The men of Jericho built the adjoining section, and Zaccur son of Imri built next to them. (Nehemiah 3:2)

One of the books of the Bible that has spoken to me most during this time of ongoing transition during the last two years is Nehemiah. The story of how Nehemiah asked to return to Jerusalem to rebuild after the Babylonian exile contains many lessons for all of us as we rebuild after our exile.

Chapter 3 is one of those chapters in Nehemiah that consists largely of unpronounceable names and long-forgotten people! It can be discouraging to come to a chapter like this and not recognize any of the names. But it tells the story of the work of repairing the gates and walls of Jerusalem that Nehemiah had been sent there to do.

The basic thing Chapter 3 tells us is that they all worked together. All through this account, you will find the phrase “next to him worked” so and so, and “next to them worked” others. Some of them worked more, others less, and, unfortunately, some did not work at all. They helped one another. Nehemiah had so marvelously organized this project that each one had a section of the wall or a gate assigned to him.

We also notice they worked near their home. Look at verse 10: Jedaiah made repairs opposite his house. Verse 23 tells of certain men who made repairs in front of their house. The important truth that emerges is that this is God's design for ministry.

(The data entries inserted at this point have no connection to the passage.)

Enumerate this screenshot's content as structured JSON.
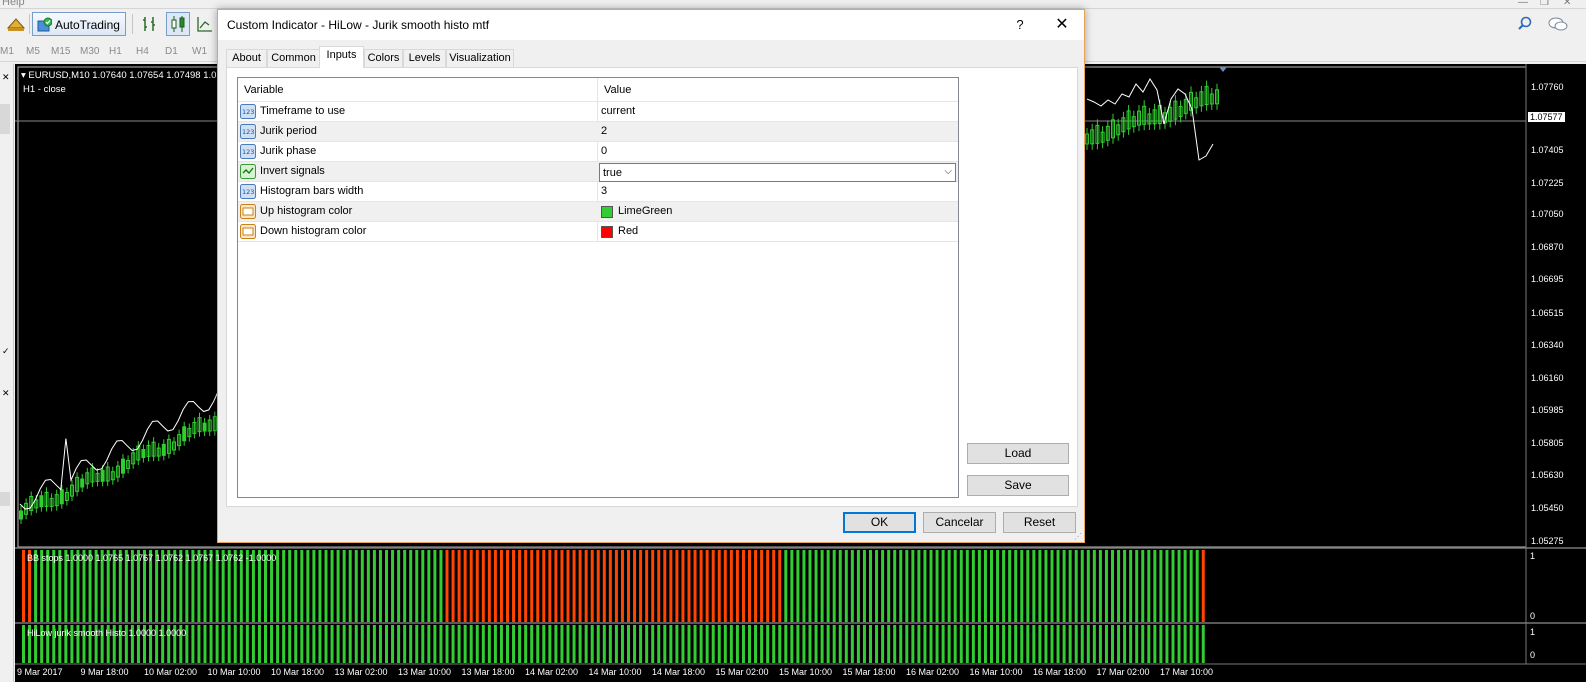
{
  "menu": {
    "help": "Help"
  },
  "toolbar": {
    "autotrading_label": "AutoTrading"
  },
  "timeframes": [
    "M1",
    "M5",
    "M15",
    "M30",
    "H1",
    "H4",
    "D1",
    "W1"
  ],
  "chart": {
    "symbol_info": "EURUSD,M10  1.07640 1.07654 1.07498 1.0",
    "sub_label": "H1 - close",
    "current_price": "1.07577",
    "price_axis": [
      "1.07760",
      "1.07577",
      "1.07405",
      "1.07225",
      "1.07050",
      "1.06870",
      "1.06695",
      "1.06515",
      "1.06340",
      "1.06160",
      "1.05985",
      "1.05805",
      "1.05630",
      "1.05450",
      "1.05275"
    ],
    "indicator1_label": "BB stops 1.0000 1.0765 1.0767 1.0762 1.0767 1.0762 -1.0000",
    "indicator1_axis": [
      "1",
      "0"
    ],
    "indicator2_label": "HiLow jurik smooth Histo 1.0000 1.0000",
    "indicator2_axis": [
      "1",
      "0"
    ],
    "time_axis": [
      "9 Mar 2017",
      "9 Mar 18:00",
      "10 Mar 02:00",
      "10 Mar 10:00",
      "10 Mar 18:00",
      "13 Mar 02:00",
      "13 Mar 10:00",
      "13 Mar 18:00",
      "14 Mar 02:00",
      "14 Mar 10:00",
      "14 Mar 18:00",
      "15 Mar 02:00",
      "15 Mar 10:00",
      "15 Mar 18:00",
      "16 Mar 02:00",
      "16 Mar 10:00",
      "16 Mar 18:00",
      "17 Mar 02:00",
      "17 Mar 10:00"
    ],
    "colors": {
      "up": "#32cd32",
      "down": "#ff4500",
      "line": "#ffffff"
    }
  },
  "dialog": {
    "title": "Custom Indicator - HiLow - Jurik smooth histo mtf",
    "help": "?",
    "close": "✕",
    "tabs": [
      "About",
      "Common",
      "Inputs",
      "Colors",
      "Levels",
      "Visualization"
    ],
    "active_tab": "Inputs",
    "grid": {
      "headers": {
        "variable": "Variable",
        "value": "Value"
      },
      "rows": [
        {
          "name": "Timeframe to use",
          "value": "current",
          "icon": "number-icon"
        },
        {
          "name": "Jurik period",
          "value": "2",
          "icon": "number-icon"
        },
        {
          "name": "Jurik phase",
          "value": "0",
          "icon": "number-icon"
        },
        {
          "name": "Invert signals",
          "value": "true",
          "icon": "boolean-icon"
        },
        {
          "name": "Histogram bars width",
          "value": "3",
          "icon": "number-icon"
        },
        {
          "name": "Up histogram color",
          "value": "LimeGreen",
          "icon": "color-icon",
          "swatch": "#32cd32"
        },
        {
          "name": "Down histogram color",
          "value": "Red",
          "icon": "color-icon",
          "swatch": "#ff0000"
        }
      ]
    },
    "buttons": {
      "load": "Load",
      "save": "Save",
      "ok": "OK",
      "cancel": "Cancelar",
      "reset": "Reset"
    }
  }
}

God has placed us all strategically where God wants us to be. Your neighborhood, office, or home is where your ministry should be as a follower Christ. That is why God put you there.

And then there is also where God has strategically placed you to be in the church community, too. God has sent you to Nolensville First to do something as God as sent me here, as well.  In John 15, Jesus said to His disciples that He had appointed them, and the word means strategically placed them. He had put them in the place where He wanted them to be. This is brought out beautifully in Nehemiah as we watch these people laboring in their own neighborhood.

One commentator has said: God is a great believer in putting names down. That is true. There are many chapters like this in the Scriptures. But that should really encourage us. It means that God has not forgotten our names either.

The central teaching of this chapter is that in putting lives back together, we need and must seek help from each other. This is a great chapter about cooperation. It illustrates the New Testament truth concerning the body of Christ. 1 Corinthians 12 and Romans 12,  among others, teach that believers in Christ are part of a worldwide body, made up of many members. We belong to each other, and so we are to help one another and bear one another's burdens. This is portrayed in a very dramatic way throughout this chapter.

We learn from the New Testament that there are two things you cannot say any longer when you become a Christian. The first is, You do not need me. Everyone in the body of Christ needs everyone else. The second is, I do not need you. You and I do need others! It is the awareness of that truth that makes a church a living, warm, vital, and loving fellowship.

In the summoning of the people of Jerusalem to rebuild their walls and their gates, we learn that all the people were involved in the project. That portrays for us an important principle of the New Testament: that the ministry of the church belongs to everyone in the congregation. I do not know any truth more important for the accomplishing of God's work than that.

Susan, Hannah, and I look forward to being fully present in our ministry together as we move into the parsonage on July 6 & 7 after having traveled to Sioux Falls, South Dakota, for the National Holstein Convention where Susan has been a leader for years (black and white dairy cows have always been a major part of Susan’s life.) 

There is something for everyone to do as we prepare for our last major opportunity this summer to reach out to our Nolensville community this month for Vacation Bible School. And getting ready to get back to everything in the fall. When we work together, we can accomplish amazing things that bring glory and praise to God’s name and continue to build the kingdom of God here on earth. Let’s build it one block at a time — together.